En posant les deux questions préjudicielles, auxquelles je répondrai conjointement, la juridiction de renvoi veut savoir en substance si le droit de l’Union permet de limiter à des bâtiments situés sur le territoire national un avantage fiscal national accordé à des bâtiments classés occupés par leur propriétaire. La juridiction de renvoi estime notamment que la disposition néerlandaise pourrait être incompatible avec la liberté d’établissement, consacrée à l’article 43 CE (voir ci-après, sous A), ainsi qu’avec la libre circulation des capitaux, consacrée à l’article 56, paragraphe 1, CE (voir ci-après, sous B).

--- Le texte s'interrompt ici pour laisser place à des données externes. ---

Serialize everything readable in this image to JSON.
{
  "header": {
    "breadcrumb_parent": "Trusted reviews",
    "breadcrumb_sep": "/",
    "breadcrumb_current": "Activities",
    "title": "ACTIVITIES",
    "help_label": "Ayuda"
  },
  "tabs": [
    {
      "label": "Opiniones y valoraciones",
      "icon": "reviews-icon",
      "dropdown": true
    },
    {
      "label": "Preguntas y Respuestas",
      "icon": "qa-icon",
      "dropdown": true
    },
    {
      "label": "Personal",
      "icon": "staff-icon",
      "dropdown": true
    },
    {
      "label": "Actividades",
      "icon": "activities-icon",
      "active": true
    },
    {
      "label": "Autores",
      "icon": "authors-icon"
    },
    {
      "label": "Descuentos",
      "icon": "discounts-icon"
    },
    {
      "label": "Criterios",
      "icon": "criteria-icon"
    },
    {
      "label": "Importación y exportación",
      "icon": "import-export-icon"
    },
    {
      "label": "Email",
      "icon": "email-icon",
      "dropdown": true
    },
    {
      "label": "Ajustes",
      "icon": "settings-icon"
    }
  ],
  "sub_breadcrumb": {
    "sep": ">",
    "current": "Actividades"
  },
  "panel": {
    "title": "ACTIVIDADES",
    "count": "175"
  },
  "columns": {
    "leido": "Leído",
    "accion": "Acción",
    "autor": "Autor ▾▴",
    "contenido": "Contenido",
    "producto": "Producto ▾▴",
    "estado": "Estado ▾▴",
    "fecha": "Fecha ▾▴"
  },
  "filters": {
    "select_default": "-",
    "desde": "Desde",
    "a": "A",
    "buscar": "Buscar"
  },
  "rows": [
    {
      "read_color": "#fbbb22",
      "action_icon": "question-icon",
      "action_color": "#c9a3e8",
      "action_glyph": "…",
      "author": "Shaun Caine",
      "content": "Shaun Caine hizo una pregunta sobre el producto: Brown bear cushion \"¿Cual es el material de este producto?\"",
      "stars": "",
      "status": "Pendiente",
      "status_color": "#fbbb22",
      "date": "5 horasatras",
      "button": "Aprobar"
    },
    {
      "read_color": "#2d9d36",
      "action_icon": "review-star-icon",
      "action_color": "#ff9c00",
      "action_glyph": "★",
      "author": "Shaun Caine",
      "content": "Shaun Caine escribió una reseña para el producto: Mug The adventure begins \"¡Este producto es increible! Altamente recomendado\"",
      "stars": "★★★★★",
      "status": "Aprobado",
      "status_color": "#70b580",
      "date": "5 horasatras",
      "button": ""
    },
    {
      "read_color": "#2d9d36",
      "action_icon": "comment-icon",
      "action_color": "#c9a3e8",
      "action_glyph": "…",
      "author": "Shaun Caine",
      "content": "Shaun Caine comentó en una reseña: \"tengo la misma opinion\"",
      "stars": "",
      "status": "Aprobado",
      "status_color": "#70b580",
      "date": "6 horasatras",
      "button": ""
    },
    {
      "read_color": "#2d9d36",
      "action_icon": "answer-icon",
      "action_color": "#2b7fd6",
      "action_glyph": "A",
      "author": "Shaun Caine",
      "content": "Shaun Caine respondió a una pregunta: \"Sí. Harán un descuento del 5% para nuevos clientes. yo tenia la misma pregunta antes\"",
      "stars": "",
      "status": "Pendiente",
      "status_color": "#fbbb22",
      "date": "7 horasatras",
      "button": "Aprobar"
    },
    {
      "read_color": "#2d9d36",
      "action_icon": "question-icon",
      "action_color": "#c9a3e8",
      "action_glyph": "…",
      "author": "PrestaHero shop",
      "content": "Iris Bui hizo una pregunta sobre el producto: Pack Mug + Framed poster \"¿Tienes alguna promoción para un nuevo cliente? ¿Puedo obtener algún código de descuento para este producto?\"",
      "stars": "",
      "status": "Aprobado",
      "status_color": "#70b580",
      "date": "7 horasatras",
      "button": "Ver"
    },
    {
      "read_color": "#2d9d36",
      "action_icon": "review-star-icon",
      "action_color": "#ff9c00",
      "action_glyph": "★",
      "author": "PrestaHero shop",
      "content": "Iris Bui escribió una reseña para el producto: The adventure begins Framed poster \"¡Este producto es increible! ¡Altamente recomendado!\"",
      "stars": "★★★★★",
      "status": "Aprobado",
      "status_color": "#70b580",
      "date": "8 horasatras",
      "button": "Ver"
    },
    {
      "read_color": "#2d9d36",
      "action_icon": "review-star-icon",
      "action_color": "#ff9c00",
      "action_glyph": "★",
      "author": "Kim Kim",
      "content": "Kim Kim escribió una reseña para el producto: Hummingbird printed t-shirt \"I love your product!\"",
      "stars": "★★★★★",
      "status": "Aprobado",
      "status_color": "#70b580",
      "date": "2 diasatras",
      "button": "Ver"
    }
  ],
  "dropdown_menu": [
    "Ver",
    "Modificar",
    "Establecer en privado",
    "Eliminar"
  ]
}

A – La liberté d’établissement

1. Restriction

13.

Une disposition accordant un avantage fiscal telle que la disposition néerlandaise pourrait restreindre la liberté d’établissement d’un contribuable comme X.

14.

A priori, X peut se prévaloir de la liberté d’établissement. En tant que gérant d’une société dont il est l’unique associé, il exerce une activité non salariée au sens de l’article 43, second alinéa, CE ( 2 ). Le fait que X, qui exerce son activité aux Pays-Bas, est lui-même un ressortissant néerlandais ne s’oppose pas non plus à l’application de la liberté d’établissement. Certes, aux termes de son premier alinéa, première phrase, l’article 43 CE protège seulement l’établissement «des ressortissants d’un État membre sur le territoire d’un autre État membre», ce qui n’est pas le cas de X. Cependant, la jurisprudence de la Cour a étendu le champ de protection de la liberté d’établissement. Ainsi, tout ressortissant d’un État membre, indépendamment de sa nationalité, qui exerce une activité professionnelle dans un État membre autre que celui de résidence relève du champ d’application de l’article 43 CE ( 3 ). C’était le cas de X, puisque, pendant la période concernée, il avait sa résidence en Belgique et il gérait les affaires de sa société aux Pays-Bas.

15.

Toute disposition nationale qui défavorise des non-résidents par rapport à des résidents peut restreindre la liberté d’établissement ( 4 ). En raison de la disposition néerlandaise, au contraire d’un résident, un non-résident n’a pas la possibilité de faire valoir une déduction à caractère personnel pour des charges liées à un bâtiment classé qu’il occupe. La circonstance que, comme le souligne le Royaume des Pays-Bas, l’avantage fiscal néerlandais s’applique aussi à des biens immobiliers qui ne sont pas occupés par leur propriétaire et que, à cet égard, résidents et non-résidents sont traités de la même manière ne change rien à ce constat.

16.

Contrairement à l’avis de la République fédérale d’Allemagne, ce traitement défavorable de non-résidents restreint aussi l’exercice par une personne comme X de son activité professionnelle protégée par la liberté d’établissement. En effet, la disposition accordant un avantage fiscal conduit en fin de compte à faire peser une charge fiscale différente sur les revenus de l’activité professionnelle, selon que X réside dans un bâtiment classé situé aux Pays-Bas ou dans un autre État membre.

17.

Nous considérons que cette interprétation large de la notion de «restriction» est impérative car, dans une autre affaire, la Cour a déjà constaté que l’octroi d’un avantage fiscal seulement pour des logements situés sur le territoire national acquis à des fins d’habitation personnelle restreint la libre circulation des travailleurs et la liberté d’établissement des personnes qui acquièrent un logement à des fins...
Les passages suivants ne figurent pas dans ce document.